L’histoire du tourisme en Belgique (2e partie)

Nous avons vu qu’à la fin des années cinquante, des avions gros porteurs arrivent la Sabena : la compagnie nationale belge est en plein boom, portée par l’Expo 58 de Bruxelles, et par le rôle non-officiel de capitale naissante de l’Europe que va jouer la ville. Beaucoup de vols sont programmés en semaine, mais les week-ends sont moins chargés.

C’est alors que Robert De Meuter, propriétaires des « Voyages les Hirondelles », a l’idée de programmer des « vols spéciaux » les samedis et dimanches (on ne les appelle pas encore charters), à un prix très correct pourvu qu’on arrive à remplir un avion.

La destination de Palma est en vogue, et De Meuter a une autre idée : celle d’ouvrir « ses » vols sur Palma à d’autres agences, afin de consolider son programme (c’est-à-dire de remplir les avions pour lesquels il est seul à prendre un risque financier). Il contacte les plus grosses agences de l’époque : Wagons-Lits, Havas, Cuvelier, Cobeltour, Wasteels, Généralcar et finalement une quinzaine d’agences se décident à former une coopérative sous le nom d’Airtour. Un vol inaugural sur Palma est effectué en B-747 !

Sur la côte belge, un autocariste de renom, West Belgium Coach, dirigé par Rudolf Van Moerkerke, se lance dans une campagne de rachat de ses confrères, autocaristes mais aussi agents de voyages. En les regroupant, il arrive lui aussi à pouvoir affréter des avions : c’est la naissance de Sunair.

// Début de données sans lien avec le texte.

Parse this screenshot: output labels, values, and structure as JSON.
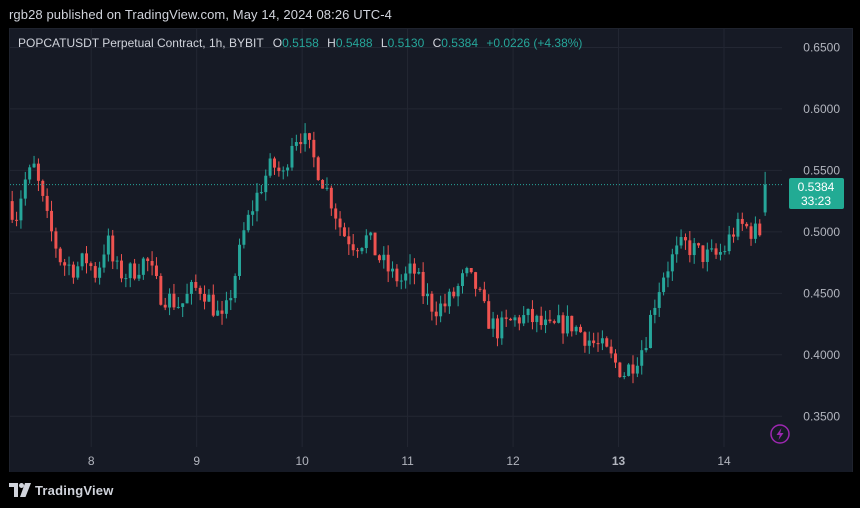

Ensuite dans la même zone, le sieur Brackx lance un concurrent et se spécialise sur une unique destination (au début) : Benidorm, qui est en plein boom immobilier : ce sera Jetair, racheté bien plus tard par TUI. Ce sont ces trois premiers « grands » TO qui sont à l’origine, entre autres, des premiers restaurants « steak-frites » sur la côte espagnole, et ce n’est sans doute pas ce que les Belges ont exporté de meilleur.

Les vols spéciaux sont devenus des charters, surtout lorsque Sabena rachète sa petite consœur Sobelair, la compagnie qui assurait des liaisons Belgique-Congo par l’Est de l’Afrique, avec escales à Athènes, Le Caire et Nairobi. Sobelair commence mal dans le giron de Sabena : son dernier avion, un vieux DC-6, est accidenté dès les premiers jours du rachat. Sobelair volera donc exclusivement avec des avions loués à la Sabena, jusqu’à ce qu’elle ait les moyens, dans les années 70, d’acheter ses propres B-737.

C’est ainsi, plus ou moins, qu’est né le tourisme de masse sur le marché belge. Il est en cela aidé par l’évolution des mentalités à travers le monde : culte du corps, besoin de soleil et de mer et si possible les deux ensemble, farniente : les vacances se résument à se faire dorer pile et face sur les plages. Le tourisme dit « classique » qui consistait à partir pour pratiquer une activité ou découvrir une destination, cède la place à sa forme la moins élaborée : la vente d’un « package » ou tout est compris.

Comme le pharmacien qui fait des études pour savoir comment préparer un médicament, mais qui finit par vendre les boîtes des industries pharmaceutiques, l’agent de voyages avait appris à composer des voyages à la carte, mais il finit par se contenter de distribuer des formules tout compris créées par les TO.

Imagine-t-on tous les problèmes qui surgissent en corollaire de cette (r)évolution ? Les répercussions sur les populations locales, sur l’environnement ? La gestion des déchets autour des concentrations hôtelières ? La gestion de l’eau ! On a calculé que dans les régions tropicales, 27 litres d’eau sont consommés par jour et par habitant, alors que pour les touristes, il en faut 100 litres ! Au mieux, on construit des barrages, mais le plus souvent, on puise dans la nappe phréatique, privant du même coup les agriculteurs locaux de l’essentiel.

Cette vision « historique » semble pessimiste. Il faut surtout apprendre de nos erreurs. N’oublions pas que le tourisme de masse a rendu possible et accessible les plages et le soleil pour une clientèle qui, avant cela, n’aurait pu se les offrir. Il a aussi créé des centaines de milliers d’emplois autour du bassin méditerranée. Ce fut en quelque sorte un progrès social.

Mais à ce concept de progrès social, il faut maintenant ajouter celui de durabilité. Avec ce constat terrible pour l’aspect « social » : le tourisme du futur serra sans doute, par la force des choses, à nouveau réservé à une élite. Pour les autres, l’agent de voyages devra trouver des idées, être créatif, en offrant des voyages de proximité tout aussi enrichissants. On peut l’espérer.